The last part of the questionnaire was designed to capture data on mental health through a Self-Reporting Questionnaire (SRQ-20) (van der Westhuizen et al., 2016), developed by World Health Organization (WHO) (Beusenberg & Orley, 1994) to identify probable cases of common mental disorders (CMD). CMD refers to the co-occurrence of depressive, anxious and somatic symptoms (Young & Rogers, 1998). To achieve that, the questionnaire has 20 items and employs a yes/no answer format to detect probable cases of anxiety and depression by asking participants about their general health feelings in the last two weeks (Figure 3). Since both the IAT and SQR-20 tools have been validated before using related studies in Malawi (Stewarta et al., 2009; Udedi et al., 2014), Table 2 describes the SRQ-20 score ranges as interpreted from the data on the basis of 7/8 cut-off point. The information is useful to any study that intends to re-use the available raw data.

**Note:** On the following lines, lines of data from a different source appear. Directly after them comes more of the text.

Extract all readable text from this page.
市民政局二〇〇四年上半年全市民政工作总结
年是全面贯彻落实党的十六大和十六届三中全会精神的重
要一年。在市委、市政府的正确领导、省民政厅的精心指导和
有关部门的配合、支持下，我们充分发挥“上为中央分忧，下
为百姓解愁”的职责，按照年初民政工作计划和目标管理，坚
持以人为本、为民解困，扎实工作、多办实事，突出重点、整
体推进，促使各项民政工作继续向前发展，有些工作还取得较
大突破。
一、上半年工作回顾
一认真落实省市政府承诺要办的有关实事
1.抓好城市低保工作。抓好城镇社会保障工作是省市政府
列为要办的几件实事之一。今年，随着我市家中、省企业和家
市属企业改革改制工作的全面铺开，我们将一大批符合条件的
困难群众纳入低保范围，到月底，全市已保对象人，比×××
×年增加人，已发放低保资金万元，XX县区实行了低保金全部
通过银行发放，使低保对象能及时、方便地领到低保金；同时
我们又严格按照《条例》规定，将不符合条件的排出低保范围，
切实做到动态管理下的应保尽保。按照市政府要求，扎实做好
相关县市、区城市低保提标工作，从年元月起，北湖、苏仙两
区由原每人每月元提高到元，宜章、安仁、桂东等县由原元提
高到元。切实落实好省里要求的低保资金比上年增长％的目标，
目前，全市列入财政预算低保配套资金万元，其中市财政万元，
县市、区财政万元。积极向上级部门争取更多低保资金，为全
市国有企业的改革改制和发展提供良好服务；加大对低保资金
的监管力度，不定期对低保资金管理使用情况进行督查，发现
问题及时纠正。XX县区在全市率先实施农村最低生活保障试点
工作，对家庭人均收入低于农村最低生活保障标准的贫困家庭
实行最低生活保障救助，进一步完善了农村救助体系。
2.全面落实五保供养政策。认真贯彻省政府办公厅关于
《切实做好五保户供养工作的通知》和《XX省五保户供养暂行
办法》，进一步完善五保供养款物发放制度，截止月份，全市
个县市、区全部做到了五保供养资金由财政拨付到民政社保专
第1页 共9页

An example of the SQR-20 assessment tool
Figure 3 

An example of the SQR-20 assessment tool.

Table 2

Description of SRQ-20 total score ranges.


≤7 Non-existence of a probable CMD symptom

≥8 Existence of a probable CMD symptom

Quality control

To ensure that the collected data meets all the six data quality checks, namely 1) validity; 2) integrity; 3) precision; 4) reliability; 5) timeliness and 6) completeness, the survey tool was piloted by the faculty members to eliminate any possible ambiguities in the questions. The online survey form was only editable by two researchers responsible for data management. Since the shared link was not password protected, online data was double checked on daily basis by the two researchers to ensure that no form was submitted twice. However, a more plausible way, in future, would be to assign random passwords to each entry form. Weekly reminders were sent to anonymous study participants through their institutional ICT directorates to ensure timely feedback. All responses captured through printed forms are kept in secure cabinets with restricted access.

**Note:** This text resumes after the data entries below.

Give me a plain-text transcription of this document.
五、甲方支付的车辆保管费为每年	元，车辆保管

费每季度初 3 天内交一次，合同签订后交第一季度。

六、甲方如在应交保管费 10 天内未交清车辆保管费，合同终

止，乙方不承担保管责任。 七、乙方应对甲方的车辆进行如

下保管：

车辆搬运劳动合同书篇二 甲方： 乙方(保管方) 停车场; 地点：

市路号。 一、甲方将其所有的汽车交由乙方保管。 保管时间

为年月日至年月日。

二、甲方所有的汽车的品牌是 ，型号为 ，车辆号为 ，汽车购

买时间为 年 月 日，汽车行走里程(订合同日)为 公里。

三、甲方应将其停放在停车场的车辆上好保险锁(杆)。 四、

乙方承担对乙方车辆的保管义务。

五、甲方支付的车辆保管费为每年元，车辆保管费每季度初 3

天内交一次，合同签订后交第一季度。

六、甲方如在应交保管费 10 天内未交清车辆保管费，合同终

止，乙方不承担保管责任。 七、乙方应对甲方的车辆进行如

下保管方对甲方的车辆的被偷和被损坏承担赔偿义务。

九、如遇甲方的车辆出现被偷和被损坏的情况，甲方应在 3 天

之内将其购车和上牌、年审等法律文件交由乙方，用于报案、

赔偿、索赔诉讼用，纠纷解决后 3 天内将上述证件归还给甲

Data anonymisation and ethical issues

Ethical approval to use data from college students was sought and given by the ICT directorates that it was to be used for purely academic purposes. Cognisant of the fact that the information on mental health, especially those who might have been experiencing mental disorder during the period of data collection is confidential, only students’ masked identities were captured. This was to ensure that the data did not leave any trace on possible student revelation. In addition, prior to participating in the study, respondents were served with informed consent form through the questionnaire which included information on what the study was all about (Figure 4).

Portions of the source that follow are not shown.